Terzetto tutto spagnolo sul podio ad Aragon e Marquez allunga su Dovizioso in classifica. Rossi arriva quinto con una prova magnifica

– di Alberto Bortolotti –

Tripletta spagnola sul podio di Aragon (ph. MotoGP)

Per la terza volta in stagione il podio della Motogp è tutto spagnolo. Ad Aragon arrivano, in ordine diverso, gli stessi di Barcellona: sempre terzo Lorenzo, che bissa il podio di allora, si invertono Pedrosa e Marquez, e stavolta è il campione del mondo che vince e porta a +18 il margine su un debole Andrea Dovizioso, soltanto settimo sulle colline aragonesi.

Alfiere ducatista di oggi, ecco Jorge Lorenzo: “La cosa importante è che siamo in progressione e che ogni volta siamo più vicini alla vittoria, perché capisco la moto e posso esprimere il mio potenziale. La vittoria ora è molto vicina, magari potrebbe arrivare anche a Motegi. Ogni gara troviamo qualcosa che mi permette di andare un po’ più forte lavorando con il team, inoltre anche io capisco sempre di più la moto e posso provare ad andare più al limite. Mi manca ancora qualcosa nella parte centrale della curva ed oggi per esempio si vedeva al curvone finale, nel quale facevo tanti metri in più della Honda. Se riusciamo a migliorare un pelino su questo aspetto, possiamo davvero essere tanto competitivi“.
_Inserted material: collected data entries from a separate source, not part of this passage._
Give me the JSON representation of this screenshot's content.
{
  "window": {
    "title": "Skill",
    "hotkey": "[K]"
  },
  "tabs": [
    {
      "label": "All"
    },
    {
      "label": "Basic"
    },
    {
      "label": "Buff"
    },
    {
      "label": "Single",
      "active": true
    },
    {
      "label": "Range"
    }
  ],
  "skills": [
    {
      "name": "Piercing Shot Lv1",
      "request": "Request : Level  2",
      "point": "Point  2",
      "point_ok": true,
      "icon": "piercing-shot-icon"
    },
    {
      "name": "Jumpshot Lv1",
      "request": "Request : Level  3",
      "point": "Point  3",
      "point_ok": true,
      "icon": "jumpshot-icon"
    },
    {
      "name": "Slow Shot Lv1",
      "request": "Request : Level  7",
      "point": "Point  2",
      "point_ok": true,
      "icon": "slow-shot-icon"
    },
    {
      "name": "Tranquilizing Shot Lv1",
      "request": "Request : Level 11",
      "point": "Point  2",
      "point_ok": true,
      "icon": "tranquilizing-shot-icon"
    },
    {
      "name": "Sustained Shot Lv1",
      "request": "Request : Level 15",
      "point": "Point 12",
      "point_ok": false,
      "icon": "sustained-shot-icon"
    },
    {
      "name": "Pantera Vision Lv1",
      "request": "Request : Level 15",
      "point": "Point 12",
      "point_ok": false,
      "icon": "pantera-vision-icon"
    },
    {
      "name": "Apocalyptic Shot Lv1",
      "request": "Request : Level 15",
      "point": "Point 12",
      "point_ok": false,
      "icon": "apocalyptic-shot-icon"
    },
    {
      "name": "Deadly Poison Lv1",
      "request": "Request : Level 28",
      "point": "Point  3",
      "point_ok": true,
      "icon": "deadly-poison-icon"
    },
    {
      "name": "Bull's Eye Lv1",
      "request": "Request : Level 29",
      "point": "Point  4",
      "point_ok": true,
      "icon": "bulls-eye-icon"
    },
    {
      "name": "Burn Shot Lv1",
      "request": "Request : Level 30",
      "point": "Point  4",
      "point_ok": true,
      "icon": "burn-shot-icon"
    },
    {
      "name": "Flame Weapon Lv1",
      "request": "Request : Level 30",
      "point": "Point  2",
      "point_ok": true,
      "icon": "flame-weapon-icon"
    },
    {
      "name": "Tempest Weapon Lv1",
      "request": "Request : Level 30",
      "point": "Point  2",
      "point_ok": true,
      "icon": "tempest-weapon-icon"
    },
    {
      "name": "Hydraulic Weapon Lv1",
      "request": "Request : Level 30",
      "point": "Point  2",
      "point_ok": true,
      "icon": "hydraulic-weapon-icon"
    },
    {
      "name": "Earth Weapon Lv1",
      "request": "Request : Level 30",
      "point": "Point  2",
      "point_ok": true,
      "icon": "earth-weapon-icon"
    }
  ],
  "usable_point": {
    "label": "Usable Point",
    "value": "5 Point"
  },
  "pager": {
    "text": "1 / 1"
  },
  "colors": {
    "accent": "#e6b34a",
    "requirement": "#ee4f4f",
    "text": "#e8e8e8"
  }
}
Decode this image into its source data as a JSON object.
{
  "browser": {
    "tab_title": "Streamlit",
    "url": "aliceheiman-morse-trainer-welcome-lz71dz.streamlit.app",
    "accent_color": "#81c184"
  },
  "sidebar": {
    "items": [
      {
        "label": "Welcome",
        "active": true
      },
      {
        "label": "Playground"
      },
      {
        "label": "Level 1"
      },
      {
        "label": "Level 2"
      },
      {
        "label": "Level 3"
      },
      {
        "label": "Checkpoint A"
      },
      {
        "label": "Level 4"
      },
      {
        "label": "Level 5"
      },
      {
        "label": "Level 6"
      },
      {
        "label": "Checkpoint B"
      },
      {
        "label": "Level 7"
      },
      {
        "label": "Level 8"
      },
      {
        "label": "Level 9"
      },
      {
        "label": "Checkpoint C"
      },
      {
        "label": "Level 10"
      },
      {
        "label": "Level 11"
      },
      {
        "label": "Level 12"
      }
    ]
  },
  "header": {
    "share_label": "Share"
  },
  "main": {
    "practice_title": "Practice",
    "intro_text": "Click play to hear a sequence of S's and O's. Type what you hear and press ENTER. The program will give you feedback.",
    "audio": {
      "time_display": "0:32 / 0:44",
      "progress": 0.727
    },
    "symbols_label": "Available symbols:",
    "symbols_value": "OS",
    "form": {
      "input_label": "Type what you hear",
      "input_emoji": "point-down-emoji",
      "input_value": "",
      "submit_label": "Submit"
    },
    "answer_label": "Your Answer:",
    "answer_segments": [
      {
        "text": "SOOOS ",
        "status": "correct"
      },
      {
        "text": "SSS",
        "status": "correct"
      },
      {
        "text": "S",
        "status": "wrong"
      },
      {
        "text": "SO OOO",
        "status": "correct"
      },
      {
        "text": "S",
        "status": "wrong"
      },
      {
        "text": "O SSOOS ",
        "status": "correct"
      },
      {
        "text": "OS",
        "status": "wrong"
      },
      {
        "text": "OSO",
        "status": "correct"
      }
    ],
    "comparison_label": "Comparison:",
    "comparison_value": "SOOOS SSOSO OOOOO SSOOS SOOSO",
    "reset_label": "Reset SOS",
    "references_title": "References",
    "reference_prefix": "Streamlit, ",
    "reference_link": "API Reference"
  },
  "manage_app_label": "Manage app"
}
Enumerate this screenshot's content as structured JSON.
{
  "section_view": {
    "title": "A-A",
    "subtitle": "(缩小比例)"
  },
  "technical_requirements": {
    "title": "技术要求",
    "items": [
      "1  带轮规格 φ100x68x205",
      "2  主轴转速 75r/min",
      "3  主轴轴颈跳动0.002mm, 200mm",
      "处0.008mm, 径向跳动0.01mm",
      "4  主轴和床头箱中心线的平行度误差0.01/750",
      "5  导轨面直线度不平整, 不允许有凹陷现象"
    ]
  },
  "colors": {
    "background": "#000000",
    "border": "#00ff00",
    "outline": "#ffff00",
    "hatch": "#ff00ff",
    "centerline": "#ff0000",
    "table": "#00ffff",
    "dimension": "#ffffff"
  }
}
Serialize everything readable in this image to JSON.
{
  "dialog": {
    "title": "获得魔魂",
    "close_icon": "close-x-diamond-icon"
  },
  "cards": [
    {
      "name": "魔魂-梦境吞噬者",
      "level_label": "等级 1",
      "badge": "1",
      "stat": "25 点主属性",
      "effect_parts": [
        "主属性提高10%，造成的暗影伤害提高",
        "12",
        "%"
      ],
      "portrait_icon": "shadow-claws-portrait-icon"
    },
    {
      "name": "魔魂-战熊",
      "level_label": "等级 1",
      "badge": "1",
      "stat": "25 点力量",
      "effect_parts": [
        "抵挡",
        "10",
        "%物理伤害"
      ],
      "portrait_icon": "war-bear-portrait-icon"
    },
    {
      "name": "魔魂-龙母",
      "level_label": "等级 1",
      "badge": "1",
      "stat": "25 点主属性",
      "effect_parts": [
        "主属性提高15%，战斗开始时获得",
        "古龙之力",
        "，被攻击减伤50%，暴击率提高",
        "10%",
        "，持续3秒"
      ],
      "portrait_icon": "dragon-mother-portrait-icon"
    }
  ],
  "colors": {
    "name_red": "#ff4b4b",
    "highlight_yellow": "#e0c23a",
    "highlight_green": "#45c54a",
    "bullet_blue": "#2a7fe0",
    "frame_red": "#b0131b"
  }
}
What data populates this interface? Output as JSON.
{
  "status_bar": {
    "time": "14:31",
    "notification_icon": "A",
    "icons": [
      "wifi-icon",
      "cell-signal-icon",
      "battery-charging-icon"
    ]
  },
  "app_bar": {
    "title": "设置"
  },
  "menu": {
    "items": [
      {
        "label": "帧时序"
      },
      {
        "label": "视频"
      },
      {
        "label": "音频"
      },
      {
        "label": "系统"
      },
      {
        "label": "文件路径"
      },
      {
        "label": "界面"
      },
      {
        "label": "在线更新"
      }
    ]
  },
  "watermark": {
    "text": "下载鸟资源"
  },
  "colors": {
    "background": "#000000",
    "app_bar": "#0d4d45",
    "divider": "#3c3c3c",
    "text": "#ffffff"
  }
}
Ultime sei gare di Marquez, questo il ruolino di marcia: quattro primi posti, un secondo e un ritiro per rottura di motore. Se non è un dominio questo…

Va ovviamente steso un magnifico tappeto rosso per Valentino Rossi, splendido quinto dopo esser stato a lungo terzo, alla fine soccombente verso il compagno di squadra Vinales. Le parole a fine gara di VR 46: “Fino ad un certo punto ho lottato per la vittoria con Lorenzo e Marquez, poi nella seconda parte di gara sapevo di dover soffrire un
po’ di più, anche per la gomma. Noi patiamo sempre la perdita di grip al posteriore negli ultimi giri. Però non me l’aspettavo di poter finire così nella Top 5” .

Davanti alla Ducati che lotta per il titolo c’è anche, in un derby tutto italiano, l’Aprilia di Aleix Espargaro. Parola ad Andrea Dovizioso: “Non è stato un weekend facile. Purtroppo oggi in gara ero troppo lento in tre curve, la 10, la 15 e la 17, e credo che sia quello che ha condizionato il risultato. Probabilmente abbiamo accusato più di altri il non aver potuto lavorare venerdì, perché in gara perdavamo troppo in quei punti e non abbiamo avuto modo di lavorarci. Non credo che le gomme siano state il problema, anche perché se guadiamo al podio ci sono una dura, una media ed una morbida. Il problema è che quando gli altri hanno cambiato ritmo, dopo una decina di giri, io mi sono dovuto attaccare al grip della gomma dietro e quindi l’ho finita troppo presto“.

In Moto2 podio per 2/3 italiano, Morbidelli batte Pasini e al terzo posto va ad Oliveira, su Luthi, nei confronti del quale Morbidelli, oggi alla ottava vittoria stagionale, ha ora un margine di 21 punti.

Ancora Spagna per Moto3, Mir precede Di Giannantonio e Bastianini. Denis Foggia è ottavo e Romano Fenati decimo, purtroppo lontano 80 lunghezze da Mir (ottavo successo anche per lui). Lo spagnolo già in Giappone può diventare campione del mondo.